あやかしの癒し子〜祓い屋の出来損ないは、鬼の王の最愛〜

 九条家の居間には、重苦しい空気が満ちていた。

 奈津は畳へ額がつくほど深く頭を下げている。

 向かい側には、父と母。
 そして綾乃が座っていた。

 「よくのうのうと顔を出せたものだな」

 父の冷えた声が落ちる。

 「東堂家の後妻という役目すら果たさず逃げ出した。
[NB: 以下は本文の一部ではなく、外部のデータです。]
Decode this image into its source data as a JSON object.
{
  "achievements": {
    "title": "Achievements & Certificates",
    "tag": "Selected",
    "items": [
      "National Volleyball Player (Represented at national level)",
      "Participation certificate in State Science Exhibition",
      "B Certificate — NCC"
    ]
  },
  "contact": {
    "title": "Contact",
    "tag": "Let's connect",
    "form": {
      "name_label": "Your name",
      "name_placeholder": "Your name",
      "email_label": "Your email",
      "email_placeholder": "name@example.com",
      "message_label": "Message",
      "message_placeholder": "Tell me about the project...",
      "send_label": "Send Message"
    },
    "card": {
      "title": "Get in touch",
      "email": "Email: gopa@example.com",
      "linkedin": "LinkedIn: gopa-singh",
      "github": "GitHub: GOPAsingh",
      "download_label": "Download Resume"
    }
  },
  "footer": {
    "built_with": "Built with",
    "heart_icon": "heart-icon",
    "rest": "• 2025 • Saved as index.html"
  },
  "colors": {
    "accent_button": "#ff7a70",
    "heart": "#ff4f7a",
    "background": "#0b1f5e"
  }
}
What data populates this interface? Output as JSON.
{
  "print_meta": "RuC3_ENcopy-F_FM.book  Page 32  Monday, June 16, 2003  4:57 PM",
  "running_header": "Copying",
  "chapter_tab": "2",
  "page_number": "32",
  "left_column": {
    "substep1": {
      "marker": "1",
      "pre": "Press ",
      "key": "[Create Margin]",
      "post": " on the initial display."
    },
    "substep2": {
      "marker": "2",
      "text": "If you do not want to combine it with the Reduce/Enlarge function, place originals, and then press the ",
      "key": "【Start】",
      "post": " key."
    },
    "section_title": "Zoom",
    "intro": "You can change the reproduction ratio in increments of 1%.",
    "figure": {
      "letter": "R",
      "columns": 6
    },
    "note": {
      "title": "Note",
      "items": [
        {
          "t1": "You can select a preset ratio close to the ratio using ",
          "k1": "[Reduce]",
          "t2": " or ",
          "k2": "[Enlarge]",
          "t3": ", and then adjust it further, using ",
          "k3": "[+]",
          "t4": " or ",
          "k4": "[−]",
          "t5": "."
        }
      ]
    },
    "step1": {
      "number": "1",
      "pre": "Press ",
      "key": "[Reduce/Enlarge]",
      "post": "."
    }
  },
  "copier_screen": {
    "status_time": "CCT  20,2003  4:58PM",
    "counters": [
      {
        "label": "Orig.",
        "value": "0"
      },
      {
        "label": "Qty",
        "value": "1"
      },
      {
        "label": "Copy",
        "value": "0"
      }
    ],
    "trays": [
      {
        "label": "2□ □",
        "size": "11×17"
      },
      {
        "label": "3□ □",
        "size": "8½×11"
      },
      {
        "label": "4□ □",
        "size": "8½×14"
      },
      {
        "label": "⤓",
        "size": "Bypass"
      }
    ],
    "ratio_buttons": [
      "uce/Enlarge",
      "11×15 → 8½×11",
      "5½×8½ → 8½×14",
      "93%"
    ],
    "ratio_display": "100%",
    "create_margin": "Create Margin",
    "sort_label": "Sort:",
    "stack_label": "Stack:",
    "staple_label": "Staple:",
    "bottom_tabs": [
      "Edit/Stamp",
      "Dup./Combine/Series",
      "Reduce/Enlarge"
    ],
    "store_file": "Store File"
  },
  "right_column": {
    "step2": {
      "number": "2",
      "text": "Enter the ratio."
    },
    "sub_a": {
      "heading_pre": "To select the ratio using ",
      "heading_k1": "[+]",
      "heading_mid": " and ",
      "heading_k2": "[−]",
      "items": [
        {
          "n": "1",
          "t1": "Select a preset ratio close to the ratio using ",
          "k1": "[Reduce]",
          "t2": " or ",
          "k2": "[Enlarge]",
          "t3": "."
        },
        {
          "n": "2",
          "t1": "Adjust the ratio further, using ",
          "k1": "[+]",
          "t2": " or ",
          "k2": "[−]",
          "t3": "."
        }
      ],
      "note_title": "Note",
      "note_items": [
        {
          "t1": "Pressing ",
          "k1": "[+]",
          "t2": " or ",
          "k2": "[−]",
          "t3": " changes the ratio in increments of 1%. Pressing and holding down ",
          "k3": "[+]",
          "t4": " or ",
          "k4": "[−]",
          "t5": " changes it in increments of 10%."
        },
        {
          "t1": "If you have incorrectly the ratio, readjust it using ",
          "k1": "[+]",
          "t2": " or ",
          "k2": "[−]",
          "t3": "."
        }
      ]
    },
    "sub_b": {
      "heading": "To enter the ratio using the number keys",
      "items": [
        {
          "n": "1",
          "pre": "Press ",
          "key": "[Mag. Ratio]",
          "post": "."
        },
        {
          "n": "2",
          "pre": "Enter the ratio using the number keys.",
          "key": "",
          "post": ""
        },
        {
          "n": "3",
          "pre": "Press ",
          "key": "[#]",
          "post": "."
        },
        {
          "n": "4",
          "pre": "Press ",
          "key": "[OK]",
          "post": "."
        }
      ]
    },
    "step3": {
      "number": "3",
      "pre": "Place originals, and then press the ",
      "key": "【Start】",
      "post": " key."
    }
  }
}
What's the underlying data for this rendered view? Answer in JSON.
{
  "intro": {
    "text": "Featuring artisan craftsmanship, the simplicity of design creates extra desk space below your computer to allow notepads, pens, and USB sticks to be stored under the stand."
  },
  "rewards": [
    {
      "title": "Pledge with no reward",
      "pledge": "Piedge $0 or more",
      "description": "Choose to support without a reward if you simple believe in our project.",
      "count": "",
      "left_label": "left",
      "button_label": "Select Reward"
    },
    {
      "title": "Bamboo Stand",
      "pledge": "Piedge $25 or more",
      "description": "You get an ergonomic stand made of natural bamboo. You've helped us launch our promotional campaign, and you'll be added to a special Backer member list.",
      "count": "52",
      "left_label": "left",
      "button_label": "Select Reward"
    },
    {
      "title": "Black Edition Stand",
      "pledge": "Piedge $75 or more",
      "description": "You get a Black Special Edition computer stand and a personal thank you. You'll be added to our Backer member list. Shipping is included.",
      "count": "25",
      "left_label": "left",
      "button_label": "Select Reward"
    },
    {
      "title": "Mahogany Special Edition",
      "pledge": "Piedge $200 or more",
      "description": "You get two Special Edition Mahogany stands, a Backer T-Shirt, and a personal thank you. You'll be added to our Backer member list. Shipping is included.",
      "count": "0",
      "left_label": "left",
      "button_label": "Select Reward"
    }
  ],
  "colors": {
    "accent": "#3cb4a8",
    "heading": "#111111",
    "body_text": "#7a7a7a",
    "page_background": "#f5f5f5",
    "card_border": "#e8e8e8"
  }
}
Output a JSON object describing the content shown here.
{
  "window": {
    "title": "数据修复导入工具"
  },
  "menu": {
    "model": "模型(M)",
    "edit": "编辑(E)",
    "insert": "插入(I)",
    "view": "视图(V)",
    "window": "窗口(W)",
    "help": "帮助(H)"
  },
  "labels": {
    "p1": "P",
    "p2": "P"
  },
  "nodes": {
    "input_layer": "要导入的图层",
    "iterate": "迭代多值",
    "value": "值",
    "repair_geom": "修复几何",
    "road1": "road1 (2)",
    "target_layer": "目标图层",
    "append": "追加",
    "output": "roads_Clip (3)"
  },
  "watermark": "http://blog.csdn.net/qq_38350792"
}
お前のせいで、どれだけ損害が出たと思っている」

 奈津は唇を噛み締める。
 母も、汚れでも見るような目を奈津へ向けた。

 「男と駆け落ちしただの、変な噂まで立てられて……本当に恥をかいたわ」
 「まったく、お前は九条家の恥よ」

 静かな侮蔑。

 昔なら、その言葉だけで身体が竦んでいた。

 「まあまあ、お父様、お母様」

 綾乃がくすりと笑う。

 「せっかくお姉様が帰ってきてくださったのだから」

 柔らかな声音。
 けれど、その瞳には嘲りが滲んでいた。

 綾乃は奈津を上から下まで眺める。

 「……お姉様、随分いい着物を着ているのね」

 奈津の肩がぴくりと揺れる。

 幽世で用意された着物は、九条家にいた頃のものより遥かに上質だった。

 「無一文で出て行ったはずなのに」

 綾乃は小首を傾げる。

 「一体、どこで暮らしていたの?」

 奈津は答えに詰まる。

 幽世のことなど話せるはずがない。

 綾乃はそんな奈津を見て、ふっと笑った。

 「まあ、いいわ」

 そして、どこか誇らしげに口を開く。

 「お姉様はもう聞いたかしら?」

 「一条家当主が急逝して、蔵馬様が新当主になられたの」

 奈津は小さく目を見開く。

 「そして私が――蔵馬様の花嫁候補に選ばれたのよ」

 母が嬉しそうに笑う。

 「一条家の次期当主様に見初められるなんて、綾乃は本当に立派だわ」

 奈津と違って。
 その言葉が、口にされなくても伝わってくる。

 父も満足げに頷いた。

 「これで九条家も安泰だ」

 綾乃は嬉しそうに頬へ手を当てる。

 「それでね、今度一条家で祝宴が開かれることになったの」
 「そこで私が花嫁候補に選ばれたことも、お披露目されるのよ」

 そして。
 綾乃は、にっこりと笑った。

 「是非、お姉様もいらしてね」

 奈津は目を瞬かせる。

 「……え?」

 胸の奥が、嫌な予感でざわつく。

 「……私が行く必要は」

 ない、と言いかけたとき。

 「絶対よ、お姉様」

 綾乃の笑みが、ゆっくり深くなる。